‘Real hope’ for cancer cure as personal mRNA vaccine for melanoma trialled
Excitement among patients and researchers as custom-built jabs enter phase 3 trial
Doctors have begun trialling in hundreds of patients the world’s first personalised mRNA cancer vaccine for melanoma, as experts hailed its “gamechanging” potential to permanently cure cancer.
Melanoma affects about 132,000 people a year globally and is the biggest skin cancer killer. Currently, surgery is the main treatment although radiotherapy, medicines and chemotherapy are also sometimes used.
Now experts are testing new jabs that are custom-built for each patient and tell their body to hunt down cancer cells to prevent the disease ever coming back.
A phase 2 trial found the vaccines dramatically reduced the risk of the cancer returning in melanoma patients. Now a final, phase 3, trial has been launched and is being led by University College London Hospitals NHS Foundation Trust (UCLH).
Dr Heather Shaw, the national coordinating investigator for the trial, said the jabs had the potential to cure people with melanoma and are being tested in other cancers, including lung, bladder and kidney.
“This is one of the most exciting things we’ve seen in a really long time,” said Shaw. “This is a really finely honed tool.
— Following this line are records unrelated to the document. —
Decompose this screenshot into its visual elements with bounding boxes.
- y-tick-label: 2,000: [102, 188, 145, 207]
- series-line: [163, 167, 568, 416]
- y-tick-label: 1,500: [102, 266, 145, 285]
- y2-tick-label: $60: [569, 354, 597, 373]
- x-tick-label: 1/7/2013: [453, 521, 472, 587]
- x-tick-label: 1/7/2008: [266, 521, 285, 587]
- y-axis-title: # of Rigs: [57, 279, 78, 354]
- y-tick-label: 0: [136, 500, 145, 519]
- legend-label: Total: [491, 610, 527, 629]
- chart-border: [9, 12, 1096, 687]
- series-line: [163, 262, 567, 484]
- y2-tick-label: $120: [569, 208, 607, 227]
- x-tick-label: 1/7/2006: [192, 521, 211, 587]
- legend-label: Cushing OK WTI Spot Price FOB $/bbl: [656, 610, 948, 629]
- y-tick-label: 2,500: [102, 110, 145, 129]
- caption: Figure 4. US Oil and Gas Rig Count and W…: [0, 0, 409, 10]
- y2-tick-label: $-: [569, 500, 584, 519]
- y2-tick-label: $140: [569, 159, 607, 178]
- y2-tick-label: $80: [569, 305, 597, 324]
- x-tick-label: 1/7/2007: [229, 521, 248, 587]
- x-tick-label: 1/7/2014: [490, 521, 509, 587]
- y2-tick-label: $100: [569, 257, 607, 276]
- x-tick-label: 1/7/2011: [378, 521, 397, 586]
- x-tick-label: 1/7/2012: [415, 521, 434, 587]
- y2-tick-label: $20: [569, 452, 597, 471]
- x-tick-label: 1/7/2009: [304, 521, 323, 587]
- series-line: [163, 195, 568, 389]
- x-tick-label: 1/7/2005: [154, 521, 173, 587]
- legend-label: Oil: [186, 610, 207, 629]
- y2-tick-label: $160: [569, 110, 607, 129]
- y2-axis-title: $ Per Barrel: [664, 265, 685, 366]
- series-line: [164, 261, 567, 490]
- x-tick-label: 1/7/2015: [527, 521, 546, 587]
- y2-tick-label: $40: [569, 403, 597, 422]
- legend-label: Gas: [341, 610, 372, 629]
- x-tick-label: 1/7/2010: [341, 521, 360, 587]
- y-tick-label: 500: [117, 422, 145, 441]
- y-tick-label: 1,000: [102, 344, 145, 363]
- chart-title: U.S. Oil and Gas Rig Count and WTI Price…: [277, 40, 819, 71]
To be able to sit there and say to your patients that you’re offering them something that’s effectively like the Fat Duck at Bray versus McDonald’s – it’s that level of cordon bleu that’s coming to them … The patients are really excited about them.”
The vaccine is an individualised neoantigen therapy. It is designed to trigger the immune system so it can fight back against a patient’s specific type of cancer and tumour.
Known as mRNA-4157 (V940), the vaccine targets tumour neoantigens, which are expressed by tumours in a particular patient. These are markers on the tumour that can potentially be recognised by the immune system.
The jab carries coding for up to 34 neoantigens and activates an anti-tumour immune response based on the unique mutations in a patient’s cancer.
To personalise it, a sample of tumour is removed during the patient’s surgery, followed by DNA sequencing and the use of artificial intelligence. The result is a custom-built anti-cancer jab that is specific to the patient’s tumour.
“This is very much an individualised therapy and it’s far cleverer in some senses than a vaccine,” said Shaw. “It is absolutely custom-built for the patient – you couldn’t give this to the next patient in the line because you wouldn’t expect it to work.
“They may have some shared new antigens, but they’re likely to have their own very individual new antigens that are important to their tumour and so, therefore, it is truly personalised.”
The ultimate aim to permanently cure patients of their cancer, Shaw said. “I think there is a real hope that these will be the gamechangers in immunotherapy,” she said.
Phase 2 data found people with serious high-risk melanomas who had the jab alongside the immunotherapy Keytruda were almost half (49%) as likely to die or have their cancer come back after three years than those who were given only Keytruda.
Patients received 1mg of the mRNA vaccine every three weeks for a maximum of nine doses, and 200mg of Keytruda every three weeks (maximum 18 doses) for about a year.
The phase 3 global trial will now include a wider range of patients, and aims to recruit about 1,100 people. The UK arm aims to recruit at least 60 to 70 patients across eight centres, including in London, Manchester, Edinburgh and Leeds.
One of the first patients on the trial at UCLH is Steve Young, 52, from Stevenage in Hertfordshire. “I’m really, really excited,” he said. “This is my best chance at stopping the cancer in its tracks.”